Harris III has been telling stories his entire life. The Tennessee native saw early on the power of storytelling, first through performing magic, and then later, as a narrative builder and story consultant for consumer brands. Through his STORY gatherings online and across the country, he works to give storytellers—writers, filmmakers, brand consultants, designers, and anyone with a story to tell—the space to collaborate, to bridge gaps, and to elevate narratives to effect change.

We talked to Harris about what makes a good story, how stories lead us to rediscover and maintain our humanity, and how they can help individuals with seemingly nothing in common forge a path to recalling our common humanity.

How did you get started?

I got a magic kit for Christmas from my grandmother when I was nine years old. That was the first time I remember someone looking at me with awe and wonder in response to something that I had done. I got hooked on magic. Looking back, I realize I was desperate to find a medium through which I could tell stories.

Why do stories matter?

Steve Jobs said, “The most powerful person in the world is the storyteller. The storyteller sets the vision, values and agenda of an entire generation that is to come.” You realize whether it’s films, books, literature, advertising, marketing, or a parent or a teacher in a classroom, they are all planting these seeds of stories and narratives. We adopt and live out of those narratives because we are storytelling creatures. Storytellers have an amazing power. I got into leading the STORY community because with that power comes great responsibility. It did not feel like enough people were calling people to action and reminding them of the power they have.

What makes a good story?

The ability to resonate, to give someone the opportunity to empathize, or for the storyteller to empathize with someone else. A great story is one that people can find themselves in and understand why this story matters. How does it identify with who I am and where I find myself in my life? Am I curious about what happens next? Because that’s really what stories are about: it’s asking the good questions. We don’t care what happens next unless we are connected to the story. That story can’t connect with you unless there’s that empathy or the ability to find yourself in it.

How does storytelling bring people together?

We reduce human beings down to just facts and data and numbers, not living, breathing, walking stories. Someone’s story is part of what makes them human. The power of sitting down and exchanging a story with someone introduces the empathy that we were talking about earlier. It gives you the ability to connect with someone on a different level. So you can’t walk away seeing them as only a skin color, or only a gender, or fill in the blank of whatever stat you’re most angry about. We have to learn how to be willing to share our stories vulnerably. We have to create safe spaces where people’s stories can be heard and a willingness to listen to those stories. We need a lot of help in that area right now.
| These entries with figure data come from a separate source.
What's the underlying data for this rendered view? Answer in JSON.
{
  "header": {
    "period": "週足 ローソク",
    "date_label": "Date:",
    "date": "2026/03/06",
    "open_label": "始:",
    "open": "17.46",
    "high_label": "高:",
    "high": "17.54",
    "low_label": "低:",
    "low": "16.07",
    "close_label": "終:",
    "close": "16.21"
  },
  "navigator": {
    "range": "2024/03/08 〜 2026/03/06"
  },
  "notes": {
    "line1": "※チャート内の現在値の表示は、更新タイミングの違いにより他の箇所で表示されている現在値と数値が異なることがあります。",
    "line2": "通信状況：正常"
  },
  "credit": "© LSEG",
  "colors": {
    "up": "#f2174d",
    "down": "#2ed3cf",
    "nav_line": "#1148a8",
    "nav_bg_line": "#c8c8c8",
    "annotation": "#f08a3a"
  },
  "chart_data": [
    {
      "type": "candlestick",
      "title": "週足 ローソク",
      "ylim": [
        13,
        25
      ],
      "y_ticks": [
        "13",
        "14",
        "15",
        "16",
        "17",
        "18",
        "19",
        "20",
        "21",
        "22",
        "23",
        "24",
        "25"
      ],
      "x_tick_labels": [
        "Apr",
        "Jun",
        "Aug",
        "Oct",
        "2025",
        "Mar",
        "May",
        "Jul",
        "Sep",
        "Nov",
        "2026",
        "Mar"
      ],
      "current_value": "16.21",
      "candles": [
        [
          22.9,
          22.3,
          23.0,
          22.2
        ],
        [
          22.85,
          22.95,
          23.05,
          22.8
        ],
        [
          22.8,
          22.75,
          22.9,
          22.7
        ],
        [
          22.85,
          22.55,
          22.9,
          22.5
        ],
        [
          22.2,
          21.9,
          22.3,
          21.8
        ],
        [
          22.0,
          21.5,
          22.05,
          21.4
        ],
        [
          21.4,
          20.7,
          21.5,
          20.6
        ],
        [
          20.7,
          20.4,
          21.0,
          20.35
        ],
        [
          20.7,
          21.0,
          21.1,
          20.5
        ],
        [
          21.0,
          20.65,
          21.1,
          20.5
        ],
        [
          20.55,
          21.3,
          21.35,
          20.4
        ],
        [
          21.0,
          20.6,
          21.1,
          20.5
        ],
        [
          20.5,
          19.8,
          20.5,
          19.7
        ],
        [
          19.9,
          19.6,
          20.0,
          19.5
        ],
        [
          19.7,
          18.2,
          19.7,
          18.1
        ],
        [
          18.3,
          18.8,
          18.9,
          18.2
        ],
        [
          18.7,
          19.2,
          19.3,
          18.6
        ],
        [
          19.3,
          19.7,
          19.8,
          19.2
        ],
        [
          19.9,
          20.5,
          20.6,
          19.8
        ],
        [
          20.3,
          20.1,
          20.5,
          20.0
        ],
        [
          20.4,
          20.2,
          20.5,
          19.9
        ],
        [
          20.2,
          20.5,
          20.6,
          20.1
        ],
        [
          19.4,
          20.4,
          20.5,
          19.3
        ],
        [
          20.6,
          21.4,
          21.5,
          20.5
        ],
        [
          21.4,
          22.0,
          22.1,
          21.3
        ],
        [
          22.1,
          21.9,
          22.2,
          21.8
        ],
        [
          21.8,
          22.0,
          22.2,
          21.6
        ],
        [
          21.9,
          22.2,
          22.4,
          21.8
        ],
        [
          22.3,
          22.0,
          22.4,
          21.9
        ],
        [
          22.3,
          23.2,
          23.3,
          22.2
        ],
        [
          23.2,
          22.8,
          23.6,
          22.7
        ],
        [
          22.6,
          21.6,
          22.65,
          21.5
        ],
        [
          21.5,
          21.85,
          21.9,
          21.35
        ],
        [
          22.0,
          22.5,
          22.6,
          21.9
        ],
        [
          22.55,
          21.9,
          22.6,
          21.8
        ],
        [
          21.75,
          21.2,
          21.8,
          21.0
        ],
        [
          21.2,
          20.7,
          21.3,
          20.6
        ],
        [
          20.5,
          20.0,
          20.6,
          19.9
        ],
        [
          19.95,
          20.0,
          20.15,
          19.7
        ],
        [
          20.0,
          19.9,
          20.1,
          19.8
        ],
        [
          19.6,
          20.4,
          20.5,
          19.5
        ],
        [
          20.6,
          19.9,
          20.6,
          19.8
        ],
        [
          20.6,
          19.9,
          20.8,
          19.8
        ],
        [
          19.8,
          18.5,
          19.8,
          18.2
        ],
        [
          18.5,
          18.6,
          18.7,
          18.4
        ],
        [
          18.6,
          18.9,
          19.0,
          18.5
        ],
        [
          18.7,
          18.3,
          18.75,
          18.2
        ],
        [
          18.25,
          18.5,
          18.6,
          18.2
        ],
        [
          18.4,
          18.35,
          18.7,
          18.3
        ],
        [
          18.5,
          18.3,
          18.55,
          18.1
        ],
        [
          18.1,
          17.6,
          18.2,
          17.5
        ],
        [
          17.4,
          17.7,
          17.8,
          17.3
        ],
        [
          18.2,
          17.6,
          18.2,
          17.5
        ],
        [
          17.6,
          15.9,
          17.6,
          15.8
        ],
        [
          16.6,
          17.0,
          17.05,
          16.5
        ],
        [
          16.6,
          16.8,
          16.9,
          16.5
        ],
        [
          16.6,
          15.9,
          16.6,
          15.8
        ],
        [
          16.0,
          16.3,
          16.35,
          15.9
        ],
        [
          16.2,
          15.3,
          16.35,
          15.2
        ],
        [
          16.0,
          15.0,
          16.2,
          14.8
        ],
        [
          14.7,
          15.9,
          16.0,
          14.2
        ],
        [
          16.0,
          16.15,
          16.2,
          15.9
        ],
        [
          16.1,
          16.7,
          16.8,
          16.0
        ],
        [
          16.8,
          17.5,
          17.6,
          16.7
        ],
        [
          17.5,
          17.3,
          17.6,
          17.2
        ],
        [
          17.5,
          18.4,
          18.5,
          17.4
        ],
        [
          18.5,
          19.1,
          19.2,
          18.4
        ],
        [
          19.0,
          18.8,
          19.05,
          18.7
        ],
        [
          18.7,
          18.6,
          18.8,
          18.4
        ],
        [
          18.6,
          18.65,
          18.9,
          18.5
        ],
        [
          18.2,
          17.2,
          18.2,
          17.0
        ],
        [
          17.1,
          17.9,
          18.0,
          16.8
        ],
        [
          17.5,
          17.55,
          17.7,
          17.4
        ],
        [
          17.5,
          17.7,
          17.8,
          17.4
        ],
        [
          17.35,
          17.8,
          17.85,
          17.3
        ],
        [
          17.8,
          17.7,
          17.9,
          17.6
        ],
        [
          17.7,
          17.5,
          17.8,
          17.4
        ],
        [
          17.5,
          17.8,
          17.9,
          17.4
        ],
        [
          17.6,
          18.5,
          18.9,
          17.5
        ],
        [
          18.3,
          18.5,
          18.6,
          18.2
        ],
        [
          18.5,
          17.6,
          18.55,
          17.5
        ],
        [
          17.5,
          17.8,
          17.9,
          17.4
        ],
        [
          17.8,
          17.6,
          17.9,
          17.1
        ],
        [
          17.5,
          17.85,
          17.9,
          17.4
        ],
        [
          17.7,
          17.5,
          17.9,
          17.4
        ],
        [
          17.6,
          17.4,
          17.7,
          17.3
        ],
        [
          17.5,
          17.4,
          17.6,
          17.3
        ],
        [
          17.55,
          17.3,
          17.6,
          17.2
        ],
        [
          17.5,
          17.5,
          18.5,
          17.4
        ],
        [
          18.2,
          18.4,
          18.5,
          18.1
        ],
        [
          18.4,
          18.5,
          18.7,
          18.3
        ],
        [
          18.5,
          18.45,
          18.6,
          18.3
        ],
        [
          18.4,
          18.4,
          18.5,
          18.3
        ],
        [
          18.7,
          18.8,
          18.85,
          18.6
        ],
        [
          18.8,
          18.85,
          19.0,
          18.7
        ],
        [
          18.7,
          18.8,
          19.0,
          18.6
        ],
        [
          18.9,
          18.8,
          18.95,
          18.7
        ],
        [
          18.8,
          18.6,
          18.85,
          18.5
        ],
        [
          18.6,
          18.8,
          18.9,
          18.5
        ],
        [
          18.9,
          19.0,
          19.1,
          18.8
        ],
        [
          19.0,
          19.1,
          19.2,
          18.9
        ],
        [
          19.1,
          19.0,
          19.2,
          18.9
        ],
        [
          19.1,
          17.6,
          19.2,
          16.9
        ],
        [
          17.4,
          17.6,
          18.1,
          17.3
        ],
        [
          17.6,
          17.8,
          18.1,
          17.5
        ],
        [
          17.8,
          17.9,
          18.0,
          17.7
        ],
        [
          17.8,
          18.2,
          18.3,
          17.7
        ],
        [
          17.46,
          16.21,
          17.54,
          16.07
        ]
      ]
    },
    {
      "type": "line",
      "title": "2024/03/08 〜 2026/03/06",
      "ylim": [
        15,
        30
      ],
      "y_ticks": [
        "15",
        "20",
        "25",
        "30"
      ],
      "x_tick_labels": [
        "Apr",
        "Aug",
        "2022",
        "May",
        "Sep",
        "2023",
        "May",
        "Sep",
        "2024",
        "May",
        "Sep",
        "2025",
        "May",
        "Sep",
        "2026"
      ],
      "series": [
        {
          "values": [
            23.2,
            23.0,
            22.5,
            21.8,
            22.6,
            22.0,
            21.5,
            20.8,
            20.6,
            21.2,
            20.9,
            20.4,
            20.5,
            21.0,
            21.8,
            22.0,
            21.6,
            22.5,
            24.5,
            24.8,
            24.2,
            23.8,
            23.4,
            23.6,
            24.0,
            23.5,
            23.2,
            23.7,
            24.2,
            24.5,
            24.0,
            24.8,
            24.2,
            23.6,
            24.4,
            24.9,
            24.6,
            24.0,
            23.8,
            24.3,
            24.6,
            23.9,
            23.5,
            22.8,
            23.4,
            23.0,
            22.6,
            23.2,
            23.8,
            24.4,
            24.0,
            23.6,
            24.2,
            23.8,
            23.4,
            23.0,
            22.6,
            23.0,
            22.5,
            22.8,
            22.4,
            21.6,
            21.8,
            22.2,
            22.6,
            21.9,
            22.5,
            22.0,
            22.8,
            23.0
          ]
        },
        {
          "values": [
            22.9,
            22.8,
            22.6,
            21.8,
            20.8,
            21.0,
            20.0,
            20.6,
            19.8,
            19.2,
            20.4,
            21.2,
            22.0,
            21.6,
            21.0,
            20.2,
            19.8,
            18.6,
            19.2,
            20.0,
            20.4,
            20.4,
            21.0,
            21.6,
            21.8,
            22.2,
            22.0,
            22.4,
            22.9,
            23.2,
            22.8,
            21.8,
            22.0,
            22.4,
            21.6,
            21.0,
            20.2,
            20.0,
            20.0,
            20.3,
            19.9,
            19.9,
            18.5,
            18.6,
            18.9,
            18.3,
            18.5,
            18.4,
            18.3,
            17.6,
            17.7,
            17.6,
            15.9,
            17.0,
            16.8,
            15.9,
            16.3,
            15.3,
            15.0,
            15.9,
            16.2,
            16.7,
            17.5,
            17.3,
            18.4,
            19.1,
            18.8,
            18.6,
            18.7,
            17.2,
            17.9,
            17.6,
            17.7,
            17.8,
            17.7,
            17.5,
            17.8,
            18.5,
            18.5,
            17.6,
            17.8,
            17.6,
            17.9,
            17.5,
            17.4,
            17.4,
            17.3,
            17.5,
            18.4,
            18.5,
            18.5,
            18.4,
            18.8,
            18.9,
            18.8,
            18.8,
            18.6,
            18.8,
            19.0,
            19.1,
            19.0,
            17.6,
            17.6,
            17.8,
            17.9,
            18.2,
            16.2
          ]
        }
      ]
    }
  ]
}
What are the stories you want to tell?

I want to take people back to who they were when they were children. When you say that, people freak out. They go, “Well, we need to grow up and become adults and lead.” But there’s a huge difference between being childlike and childish. I think that cynicism replaces that sense of wonder. We’re wasting our imaginations on worrying about all the things that could possibly go wrong or the threat that we feel from some person who’s different than us or doesn’t believe the same things that we believe. So we start telling ourselves untrue stories about those people. Worry is a misuse of imagination, and when our wonder gets crushed, we use our imaginations to worry and to fear other people and potential outcomes. When wonder is awake, we start using our imaginations to dream, to create and innovate again.